La guerre froide se poursuit sous d'autres habillages cognitifs

Le Monde a publié, dans son édition du 8 novembre 2005, un article de Ivan Kratsev (1), président du think-tank bulgare Center for Liberal Strategies à Sofia (2), sur l’émergence de ce qu’il appelle les « polit-technologui ». Ces « technologues politiques » ont connu une ascension rapide ces dernières années et sont, en quelque sorte, le pendant russe du mouvement néoconservateur américain.

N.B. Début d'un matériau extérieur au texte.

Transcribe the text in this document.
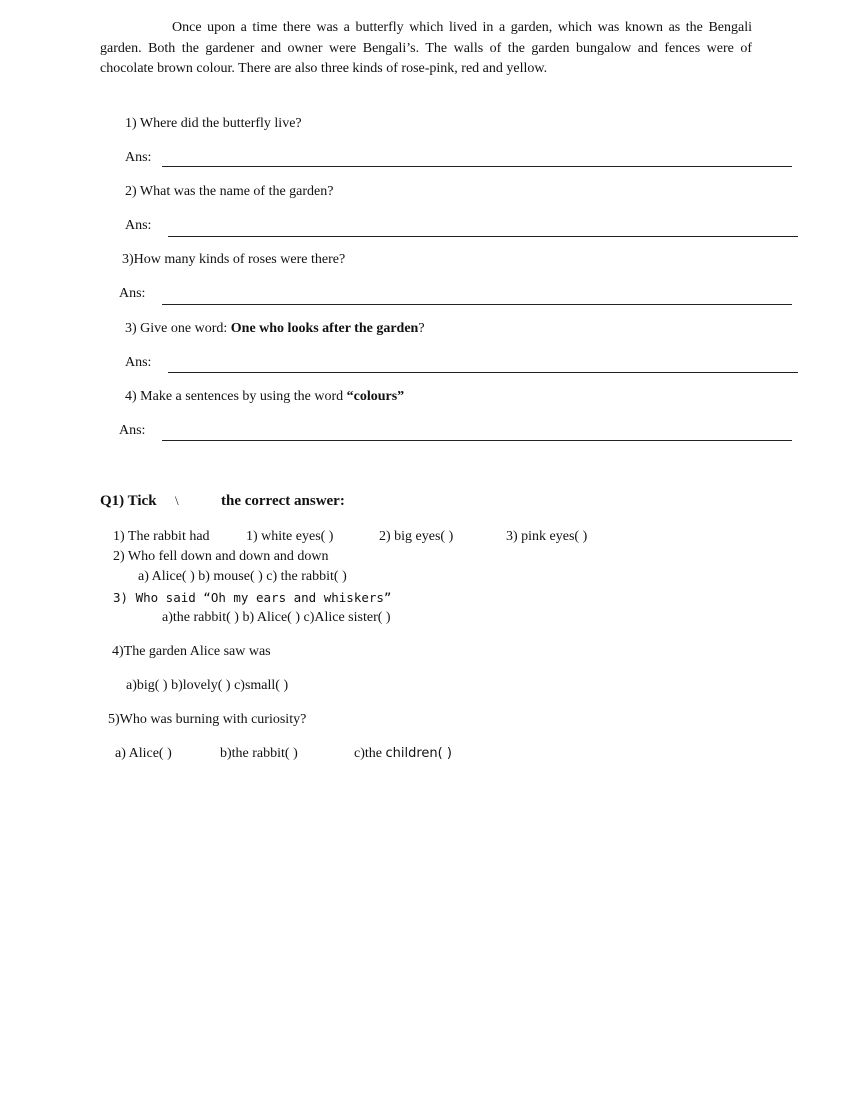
Once upon a time there was a butterfly which lived in a garden, which was known as the Bengali garden. Both the gardener and owner were Bengali’s. The walls of the garden bungalow and fences were of chocolate brown colour. There are also three kinds of rose-pink, red and yellow.
1) Where did the butterfly live?
Ans:
2) What was the name of the garden?
Ans:
3)How many kinds of roses were there?
Ans:
3) Give one word: One who looks after the garden?
Ans:
4) Make a sentences by using the word “colours”
Ans:
Q1) Tick \	the correct answer:
1) The rabbit had	1) white eyes( )	2) big eyes( )	3) pink eyes( )
2) Who fell down and down and down
a) Alice( ) b) mouse( ) c) the rabbit( )
3) Who said “Oh my ears and whiskers”
a)the rabbit( ) b) Alice( ) c)Alice sister( )
4)The garden Alice saw was
a)big( ) b)lovely( ) c)small( )
5)Who was burning with curiosity?
a) Alice( )	b)the rabbit( )	c)the children( )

Ces conseillers politiques sont à l’origine de la redéfinition de la politique étrangère russe et celle-ci s’inscrit dans les évolutions géopolitiques et géoéconomiques de ces dernières années :
- L’attractivité qu’éprouvaient les PECO vis-à-vis de l’Union européenne (richesse, stabilité) est devenue un sentiment d’amertume devant sa stagnation politico-économique ainsi que l’impasse quant aux différents élargissements.
- Alors que l’UE était analysée par le Kremlin comme un outil de la politique étrangère franco-allemande, celle-ci s’émancipant de la tutelle américaine, l’UE est vue aujourd’hui comme une arme anglo-polonaise et où les Etats-Unis sont écoutés.
- Les révolutions, ou les tentatives, dans « l’étranger proche » de la Russie (les ex-pays satellites) ont été vécues comme un 11 septembre (les mots sont de l’auteur) par le Kremlin.
- La crise énergétique mondiale renforce chaque jour le pouvoir de Poutine et sa politique de diplomatie énergétique, dont Gazprom est l’avatar.

Ainsi, selon l’auteur, les objectifs de la diplomatie russe ont radicalement changé. Alors qu’elle s’efforçait, depuis la chute de l’URSS, de garantir la stabilité et la préservation de l'intégrité territoriale des Etats postsoviétiques (3), elle s’engage aujourd’hui à exporter sa propre version de la démocratie et à constituer des noyaux prorusses au sein des sociétés anciennement soumises. Cette politique a pour objectif principal de développer une infrastructure suffisante d'idées, d'institutions, de réseaux et de contacts dans les médias qui permettront un regain d'influence lors de la crise prévisible des régimes « orange » (Ukraine et Géorgie). La Russie ne se battra pas contre la démocratie dans ces pays. Elle luttera pour son type de démocratie.

« En effet, les technologues politiques croient sincèrement aux vertus et à l'avenir d'une « démocratie dirigée », mélange subtil de répression douce et de manipulation dure. La plupart d'entre eux connaissent bien l'Occident et s'en inspirent. Leur vision de la politique est totalement élitiste : il s'agit d'une étrange combinaison de postmodernisme français, de maniérisme dissident, de coups tordus façon KGB et de cynisme post-soviétique, le tout mêlé d'efficacité très « business » et de grandiloquence russe traditionnelle. Ils croient en la démocratie, mais en une démocratie manipulatrice, pas représentative ».

Un autre changement dans la politique de Moscou est le rôle accru de la société civile comme vecteur d’influence (4). D'après l'un des technologues politiques les plus influents, Sergueï Markov, les révolutions du XXIème siècle seront celles des ONG. Ces révolutions n'ont pas de centre de coordination ni d'idéologie unique ; elles ne sont ni planifiées ni déclenchées de façon publique. « Les révolutions d'ONG sont des révolutions de l'ère de la mondialisation et de l'information. Il est vain de protester contre cette réalité, écrit Markov, quiconque veut jouer un rôle en politique au XXIe siècle doit créer ses propres réseaux d'ONG et leur fournir de l'idéologie, de l'argent et des bras ».
La nouvelle politique étrangère du Kremlin se focalise donc sur la création de ces réseaux (groupes de réflexion, organisations de médias, centres de développement), ceux-ci permettant à la Russie de se présenter elle-même comme un « exportateur de démocratie », à l’instar des Etats-Unis. De ce fait, à terme, les responsables politiques de Moscou sont en train de s'assurer que la prochaine révolution, celle qui verra tomber Viktor Iouchtchenko et Mikhaïl Saakashvili, se fera aux couleurs de Moscou.

AR

http://www.lemonde.fr/web/article/0,1-0@2-3232,36-707332,0.html

http://www.cls-sofia.org/index.html Le lecteur peut se rendre sur le site et retrouver les partenaires et financiers du think-tank, principalement américains et allemands (souvent à travers des pseudo fondations bulgares). Les projets passés et futurs sont aussi présentés.

3. Principalement l'Ukraine, la Biélorussie, le Kazakhstan, la Moldavie, les Républiques du Caucase et celles d'Asie Centrale.

4. Ce que les Etats-Unis ont déjà pris en compte depuis une dizaine d’année.